At least in the US there is transparency. Good luck with that in China.
True. There is transparency in the US thanks to whistleblowers.
And press that publishes whatever. And people outside classified or NDA circles that speak their mind without imprisonment. And courts that people use against companies and government. And academics that public research on security flaws and backdoors usually without being hassled.

And so on and so forth you get in pseudo-democracies like U.S. that you can only wish for in China.

"USA is just as worse"

I've been recommending hosting outside U.S. in Switzerland for a while. Yet, that claim is 100% wrong. In the U.S., we don't have to build in backdoors to our clients or servers. We also have speech and press protections we can use to fight stuff. We win in court against the government on occasion. Just look at 90's crypto wars where a small resistance destroyed the government opposition.

People are caving now and police state is growing. Especially secret orders and such. It's why I tell people to host the data outside the U.S. by a company not owned by U.S. Preferably one without forever-secret orders or backdoor requests. China is even worse, though.

"Nearly all hardware products with firmwares are created in China, would you stop using these products as well?"

I told people to many times. I warned moving it all to China was a long-term coup on our economy and subversion strategy over a decade ago. Some real Sun Tzu shit. They didn't listen.

Singapore is a better choice if they want to exploit people for cheap labor with concerns over subversion. Others exist [1] but often in pro-espionage countries. Even in pro-espionage countries, you're usually safe if you're in that country benefiting their interests. They might backdoor you but not harm you really. Chinese I.P. thieves backdooring me in their fabs is nothing like NSA just collecting data on my Freescale-fabbed stuff.

https://en.wikipedia.org/wiki/List_of_semiconductor_fabricat...

For now, we don't have to but that is in the balance right now. Apple hasn't won in both fights against FBI, the cases were dropped because FBI found a working method to break into the devices. That's just the FBI, the NSA has been doing worse and we don't even know what other agencies have done.

Recall the Lavasoft case, they were forced to shut down because they refuse to give up their encryption keys or build in a backdoor.

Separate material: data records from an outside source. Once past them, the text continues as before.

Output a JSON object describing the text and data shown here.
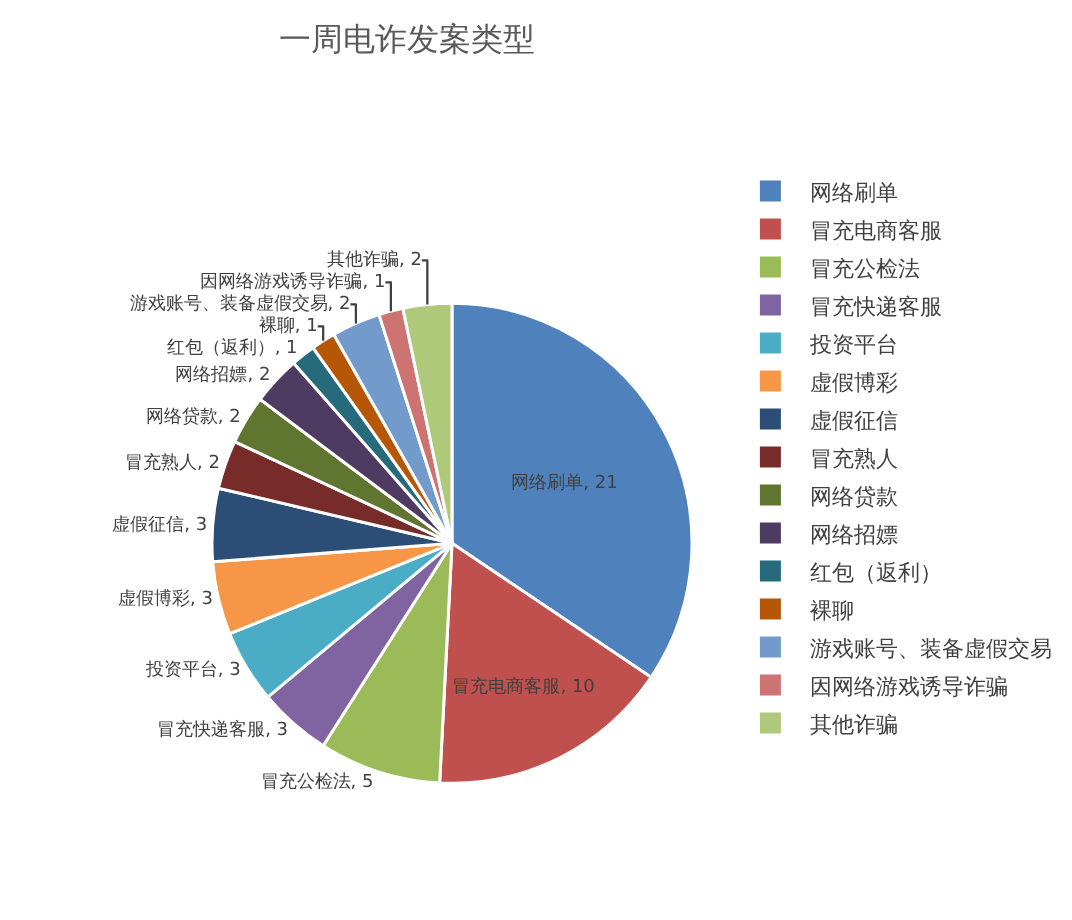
{
  "chart_data": {
    "type": "pie",
    "title": "一周电诈发案类型",
    "categories": [
      "网络刷单",
      "冒充电商客服",
      "冒充公检法",
      "冒充快递客服",
      "投资平台",
      "虚假博彩",
      "虚假征信",
      "冒充熟人",
      "网络贷款",
      "网络招嫖",
      "红包（返利）",
      "裸聊",
      "游戏账号、装备虚假交易",
      "因网络游戏诱导诈骗",
      "其他诈骗"
    ],
    "values": [
      21,
      10,
      5,
      3,
      3,
      3,
      3,
      2,
      2,
      2,
      1,
      1,
      2,
      1,
      2
    ],
    "colors": [
      "#4f81bd",
      "#c0504d",
      "#9bbb59",
      "#8064a2",
      "#4bacc6",
      "#f79646",
      "#2c4d75",
      "#772c2a",
      "#5f7530",
      "#4d3b62",
      "#276a7c",
      "#b65708",
      "#729aca",
      "#cd7371",
      "#afc97a"
    ],
    "value_labels": [
      "网络刷单, 21",
      "冒充电商客服, 10",
      "冒充公检法, 5",
      "冒充快递客服, 3",
      "投资平台, 3",
      "虚假博彩, 3",
      "虚假征信, 3",
      "冒充熟人, 2",
      "网络贷款, 2",
      "网络招嫖, 2",
      "红包（返利）, 1",
      "裸聊, 1",
      "游戏账号、装备虚假交易, 2",
      "因网络游戏诱导诈骗, 1",
      "其他诈骗, 2"
    ],
    "legend": "right"
  }
}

I mostly agree with that. Hence, my saying people should do business elsewhere for this. ;) That said, Lavabit case is special as that's not why they were forced to close down. They had to close down because the arrogant prick with "banking grade security" chose to protect all user accounts via one SSL key. Usually, they can just use one tap/query or one set of keys for the users they target. In his case, he had to compromise all of them to comply with the request due to his own bad design.
So much for connecting the world through FOSS then, huh?
FOSS is always good but only client is open-sourced. Data still goes to the proprietary central server controlled by someone else
OK that's a no-go then of course.
Yep. It would have to be peer-reviewed by outside parties plus only stored encrypted/authenticated on Chinese servers. Like the U.S., though, there's a decent chance Chinese intelligence will compel a backdoor at server or through update mechanisms. Can't trust that country for that application.

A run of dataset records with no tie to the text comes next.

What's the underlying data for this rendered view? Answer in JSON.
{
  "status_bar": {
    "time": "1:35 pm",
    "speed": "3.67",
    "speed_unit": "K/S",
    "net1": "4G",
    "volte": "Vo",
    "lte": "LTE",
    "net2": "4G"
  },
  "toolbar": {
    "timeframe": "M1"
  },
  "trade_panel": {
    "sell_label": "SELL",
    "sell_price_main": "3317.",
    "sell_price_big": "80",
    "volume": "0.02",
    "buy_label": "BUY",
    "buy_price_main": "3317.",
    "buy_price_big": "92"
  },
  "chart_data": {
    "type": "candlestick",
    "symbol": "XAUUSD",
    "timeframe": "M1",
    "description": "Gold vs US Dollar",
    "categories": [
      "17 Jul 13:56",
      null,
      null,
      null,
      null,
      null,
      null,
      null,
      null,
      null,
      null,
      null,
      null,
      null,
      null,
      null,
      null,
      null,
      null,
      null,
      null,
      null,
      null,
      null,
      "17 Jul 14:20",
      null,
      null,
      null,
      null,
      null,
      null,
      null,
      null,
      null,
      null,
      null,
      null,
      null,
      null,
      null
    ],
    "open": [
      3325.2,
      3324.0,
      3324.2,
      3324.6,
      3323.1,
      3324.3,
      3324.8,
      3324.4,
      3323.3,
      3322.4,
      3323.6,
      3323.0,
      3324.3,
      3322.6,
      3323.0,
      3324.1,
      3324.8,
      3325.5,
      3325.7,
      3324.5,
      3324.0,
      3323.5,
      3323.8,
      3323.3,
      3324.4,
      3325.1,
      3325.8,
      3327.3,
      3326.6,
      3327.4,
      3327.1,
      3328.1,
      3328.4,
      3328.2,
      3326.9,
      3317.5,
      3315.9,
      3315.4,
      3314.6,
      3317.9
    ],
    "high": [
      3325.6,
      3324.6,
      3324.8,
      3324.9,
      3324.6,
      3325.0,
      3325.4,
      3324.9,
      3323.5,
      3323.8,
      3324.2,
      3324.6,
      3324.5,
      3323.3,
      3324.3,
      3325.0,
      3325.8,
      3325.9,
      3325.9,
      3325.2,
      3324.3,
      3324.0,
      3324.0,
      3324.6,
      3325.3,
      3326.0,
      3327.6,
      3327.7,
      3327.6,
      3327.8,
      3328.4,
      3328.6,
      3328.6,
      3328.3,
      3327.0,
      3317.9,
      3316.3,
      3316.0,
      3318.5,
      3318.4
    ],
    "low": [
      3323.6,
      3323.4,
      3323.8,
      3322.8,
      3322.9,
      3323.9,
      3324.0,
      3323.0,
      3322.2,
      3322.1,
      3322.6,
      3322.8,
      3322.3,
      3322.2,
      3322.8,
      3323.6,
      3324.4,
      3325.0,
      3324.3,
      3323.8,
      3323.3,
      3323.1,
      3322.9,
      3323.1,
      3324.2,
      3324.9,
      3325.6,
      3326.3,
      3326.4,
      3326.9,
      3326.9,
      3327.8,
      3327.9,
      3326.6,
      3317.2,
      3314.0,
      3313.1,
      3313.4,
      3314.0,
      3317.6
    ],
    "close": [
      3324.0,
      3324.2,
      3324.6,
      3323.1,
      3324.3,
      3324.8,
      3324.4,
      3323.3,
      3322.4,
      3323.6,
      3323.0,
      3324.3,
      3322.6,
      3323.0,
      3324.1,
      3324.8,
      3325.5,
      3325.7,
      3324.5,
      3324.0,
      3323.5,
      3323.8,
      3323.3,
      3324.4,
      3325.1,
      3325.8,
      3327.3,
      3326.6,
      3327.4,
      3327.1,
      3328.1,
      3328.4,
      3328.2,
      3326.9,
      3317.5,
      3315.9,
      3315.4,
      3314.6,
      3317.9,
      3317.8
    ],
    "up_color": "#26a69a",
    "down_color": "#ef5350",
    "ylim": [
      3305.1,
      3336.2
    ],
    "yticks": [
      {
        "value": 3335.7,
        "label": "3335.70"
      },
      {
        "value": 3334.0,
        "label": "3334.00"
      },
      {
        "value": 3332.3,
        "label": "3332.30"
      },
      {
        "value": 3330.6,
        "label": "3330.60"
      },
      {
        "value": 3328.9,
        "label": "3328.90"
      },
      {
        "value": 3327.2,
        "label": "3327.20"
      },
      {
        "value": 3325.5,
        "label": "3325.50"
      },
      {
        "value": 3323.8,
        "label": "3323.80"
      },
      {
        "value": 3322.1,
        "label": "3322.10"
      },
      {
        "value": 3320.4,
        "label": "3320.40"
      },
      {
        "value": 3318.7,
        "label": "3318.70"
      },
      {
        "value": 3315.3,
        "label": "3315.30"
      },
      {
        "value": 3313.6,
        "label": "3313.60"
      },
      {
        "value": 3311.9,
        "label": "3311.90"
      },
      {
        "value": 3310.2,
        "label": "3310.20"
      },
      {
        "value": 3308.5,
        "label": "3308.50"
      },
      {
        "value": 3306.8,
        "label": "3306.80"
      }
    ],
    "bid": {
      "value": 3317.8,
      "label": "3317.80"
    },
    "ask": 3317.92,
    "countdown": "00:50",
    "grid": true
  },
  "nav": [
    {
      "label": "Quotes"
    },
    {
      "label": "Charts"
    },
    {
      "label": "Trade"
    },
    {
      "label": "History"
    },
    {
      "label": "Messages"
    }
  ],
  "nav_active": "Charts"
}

https://news.ycombinator.com/item?id=11693337

Evernote is more or less the only player in this space. I'm delighted for them to have some competition to keep them hungry :)
Microsoft OneNote isn't?

Honest curiosity. I haven't use either, much.

Well... yes. There's that. I TAKE IT BACK. THEY'RE NOT THE ONLY ONE.

I still like more competition.

A simple, open source and file based alternative for Evernote is TagSpaces (https://www.tagspaces.org), with native applications for Windows, OSX and Linux.
I always like to see open source alternatives. I was surprised to see the requirement of 4 CPU cores and 8 GB memory.

A little off topic: I generally like Evernote, and pay them $25/year. However, I just had an alert on my Android phone that I thought was from Google, but was actually from Evernote asking for my GMail login info. Had I been careless, Evernote would have accessed my email and integrated it with their service which is something I do not want.